RobertM comments on Alignment Implications of LLM Successes: a Debate in One Act

RobertM 27 Oct 2023 5:12 UTC
4 points
1
Of course very few “doomers” think that current LLMs behave in ways that we parse as “nice” because they have a “hidden, instrumental motive for being nice” (in the sense that I expect you meant that). Current LLMs likely aren’t coherent & self-aware enough to have such hidden, instrumental motives at all.

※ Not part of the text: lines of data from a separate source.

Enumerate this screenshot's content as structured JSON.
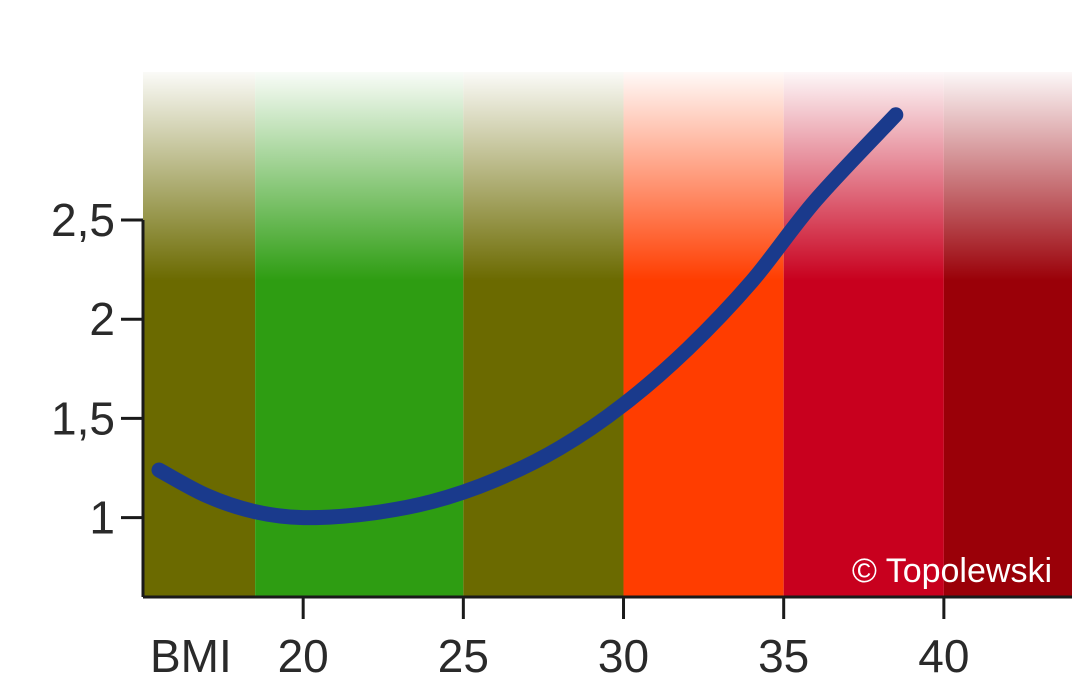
{
  "chart_data": {
    "type": "line",
    "title": "",
    "xlabel": "BMI",
    "ylabel": "",
    "xlim": [
      15,
      44
    ],
    "ylim": [
      0.6,
      2.5
    ],
    "x_ticks": [
      20,
      25,
      30,
      35,
      40
    ],
    "y_ticks": [
      1,
      1.5,
      2,
      2.5
    ],
    "y_tick_labels": [
      "1",
      "1,5",
      "2",
      "2,5"
    ],
    "grid": false,
    "bands": [
      {
        "from": 15,
        "to": 18.5,
        "color": "#6b6a00"
      },
      {
        "from": 18.5,
        "to": 25,
        "color": "#2e9d12"
      },
      {
        "from": 25,
        "to": 30,
        "color": "#6b6a00"
      },
      {
        "from": 30,
        "to": 35,
        "color": "#ff3d00"
      },
      {
        "from": 35,
        "to": 40,
        "color": "#c8001e"
      },
      {
        "from": 40,
        "to": 44,
        "color": "#9a0008"
      }
    ],
    "series": [
      {
        "color": "#1a3a8c",
        "x": [
          15.5,
          17,
          18.5,
          20,
          22,
          24,
          26,
          28,
          30,
          32,
          34,
          36,
          38.5
        ],
        "y": [
          1.24,
          1.11,
          1.03,
          1.0,
          1.02,
          1.08,
          1.19,
          1.35,
          1.57,
          1.85,
          2.19,
          2.6,
          3.03
        ]
      }
    ],
    "annotations": [
      {
        "text": "© Topolewski",
        "position": "bottom-right"
      }
    ]
  }
}
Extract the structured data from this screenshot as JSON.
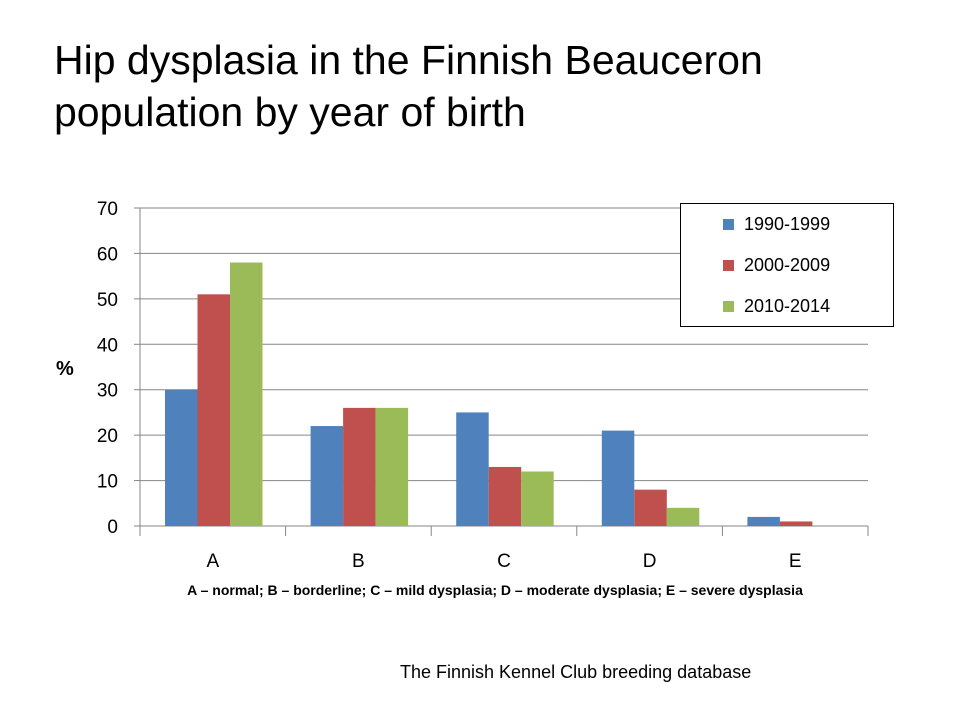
{
  "chart_data": {
    "type": "bar",
    "title": "Hip dysplasia in the Finnish Beauceron population by year of birth",
    "ylabel": "%",
    "xlabel": "A – normal; B – borderline; C – mild dysplasia; D – moderate dysplasia; E – severe dysplasia",
    "categories": [
      "A",
      "B",
      "C",
      "D",
      "E"
    ],
    "series": [
      {
        "name": "1990-1999",
        "color": "#4F81BD",
        "values": [
          30,
          22,
          25,
          21,
          2
        ]
      },
      {
        "name": "2000-2009",
        "color": "#C0504D",
        "values": [
          51,
          26,
          13,
          8,
          1
        ]
      },
      {
        "name": "2010-2014",
        "color": "#9BBB59",
        "values": [
          58,
          26,
          12,
          4,
          0
        ]
      }
    ],
    "ylim": [
      0,
      70
    ],
    "yticks": [
      0,
      10,
      20,
      30,
      40,
      50,
      60,
      70
    ],
    "grid": true,
    "legend_position": "top-right"
  },
  "source": "The Finnish Kennel Club breeding database"
}
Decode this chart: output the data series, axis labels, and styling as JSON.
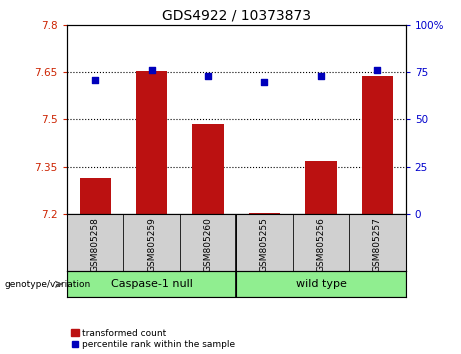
{
  "title": "GDS4922 / 10373873",
  "samples": [
    "GSM805258",
    "GSM805259",
    "GSM805260",
    "GSM805255",
    "GSM805256",
    "GSM805257"
  ],
  "bar_values": [
    7.315,
    7.652,
    7.485,
    7.205,
    7.37,
    7.638
  ],
  "percentile_values": [
    71,
    76,
    73,
    70,
    73,
    76
  ],
  "ylim_left": [
    7.2,
    7.8
  ],
  "ylim_right": [
    0,
    100
  ],
  "yticks_left": [
    7.2,
    7.35,
    7.5,
    7.65,
    7.8
  ],
  "yticks_right": [
    0,
    25,
    50,
    75,
    100
  ],
  "ytick_labels_left": [
    "7.2",
    "7.35",
    "7.5",
    "7.65",
    "7.8"
  ],
  "ytick_labels_right": [
    "0",
    "25",
    "50",
    "75",
    "100%"
  ],
  "bar_color": "#bb1111",
  "dot_color": "#0000bb",
  "bar_width": 0.55,
  "group_labels": [
    "Caspase-1 null",
    "wild type"
  ],
  "group_color": "#90ee90",
  "group_label_left": "genotype/variation",
  "legend_bar_label": "transformed count",
  "legend_dot_label": "percentile rank within the sample",
  "hlines": [
    7.35,
    7.5,
    7.65
  ],
  "title_fontsize": 10,
  "tick_fontsize": 7.5,
  "label_fontsize": 6.5,
  "left_tick_color": "#cc2200",
  "right_tick_color": "#0000cc"
}
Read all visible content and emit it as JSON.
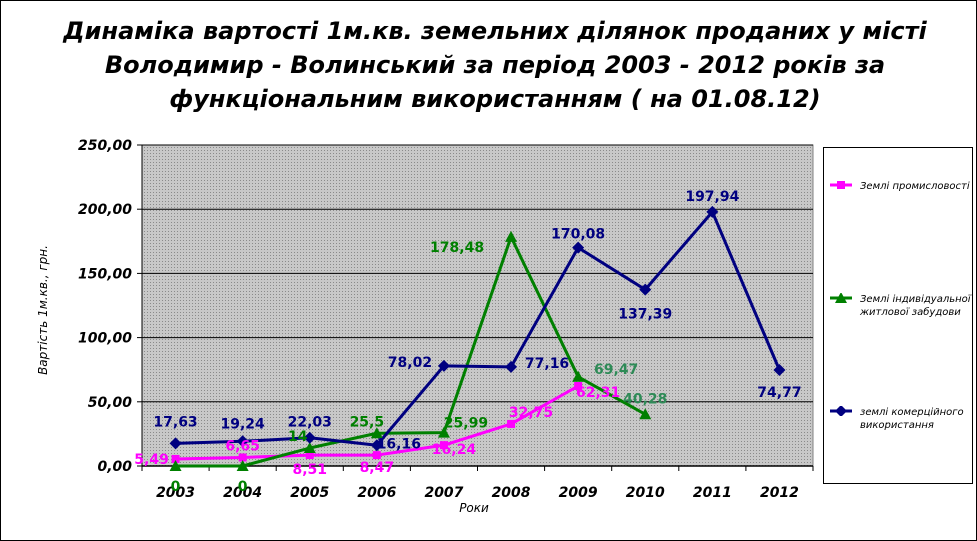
{
  "title_lines": [
    "Динаміка вартості 1м.кв. земельних ділянок проданих у місті",
    "Володимир - Волинський за період 2003 - 2012 років за",
    "функціональним використанням ( на 01.08.12)"
  ],
  "chart_data": {
    "type": "line",
    "title": "Динаміка вартості 1м.кв. земельних ділянок проданих у місті Володимир - Волинський за період 2003 - 2012 років за функціональним використанням ( на 01.08.12)",
    "xlabel": "Роки",
    "ylabel": "Вартість 1м.кв., грн.",
    "categories": [
      "2003",
      "2004",
      "2005",
      "2006",
      "2007",
      "2008",
      "2009",
      "2010",
      "2011",
      "2012"
    ],
    "y_ticks": [
      "0,00",
      "50,00",
      "100,00",
      "150,00",
      "200,00",
      "250,00"
    ],
    "ylim": [
      0,
      250
    ],
    "grid": "horizontal",
    "plot_background": "dotted-gray",
    "legend_position": "right",
    "series": [
      {
        "name": "Землі промисловості",
        "color": "#ff00ff",
        "marker": "square",
        "values": [
          5.49,
          6.65,
          8.51,
          8.47,
          16.24,
          32.75,
          62.31,
          null,
          null,
          null
        ],
        "labels": [
          "5,49",
          "6,65",
          "8,51",
          "8,47",
          "16,24",
          "32,75",
          "62,31",
          null,
          null,
          null
        ]
      },
      {
        "name": "Землі індивідуальної житлової забудови",
        "color": "#008000",
        "marker": "triangle",
        "values": [
          0,
          0,
          14,
          25.5,
          25.99,
          178.48,
          69.47,
          40.28,
          null,
          null
        ],
        "labels": [
          "0",
          "0",
          "14",
          "25,5",
          "25,99",
          "178,48",
          "69,47",
          "40,28",
          null,
          null
        ]
      },
      {
        "name": "землі комерційного використання",
        "color": "#000080",
        "marker": "diamond",
        "values": [
          17.63,
          19.24,
          22.03,
          16.16,
          78.02,
          77.16,
          170.08,
          137.39,
          197.94,
          74.77
        ],
        "labels": [
          "17,63",
          "19,24",
          "22,03",
          "16,16",
          "78,02",
          "77,16",
          "170,08",
          "137,39",
          "197,94",
          "74,77"
        ]
      }
    ]
  }
}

- 1a3orn 27 Oct 2023 9:08 UTC
  5 points
  3
  Parent
  I agree with you about LLMs!
  
  If MIRI-adjacent pessimists think that, I think they should stop saying things like this, which—if you don’t think LLMs have instrumental motives—is the actual opposite of good communication:
  
  @Pradyumna: “I’m struggling to understand why LLMs are existential risks. So let’s say you did have a highly capable large language model. How could RLHF + scalable oversight fail in the training that could lead to every single person on this earth dying?”
  
  @ESYudkowsky: “Suppose you captured an extremely intelligent alien species that thought 1000 times faster than you, locked their whole civilization in a spatial box, and dropped bombs on them from the sky whenever their output didn’t match a desired target—as your own intelligence tried to measure that.
  
  What could they do to you, if when the ‘training’ phase was done, you tried using them the same way as current LLMs—eg, connecting them directly to the Internet?”
  
  (To the reader, lest you are concerned by this—the process of RLHF has no resemblance to this.)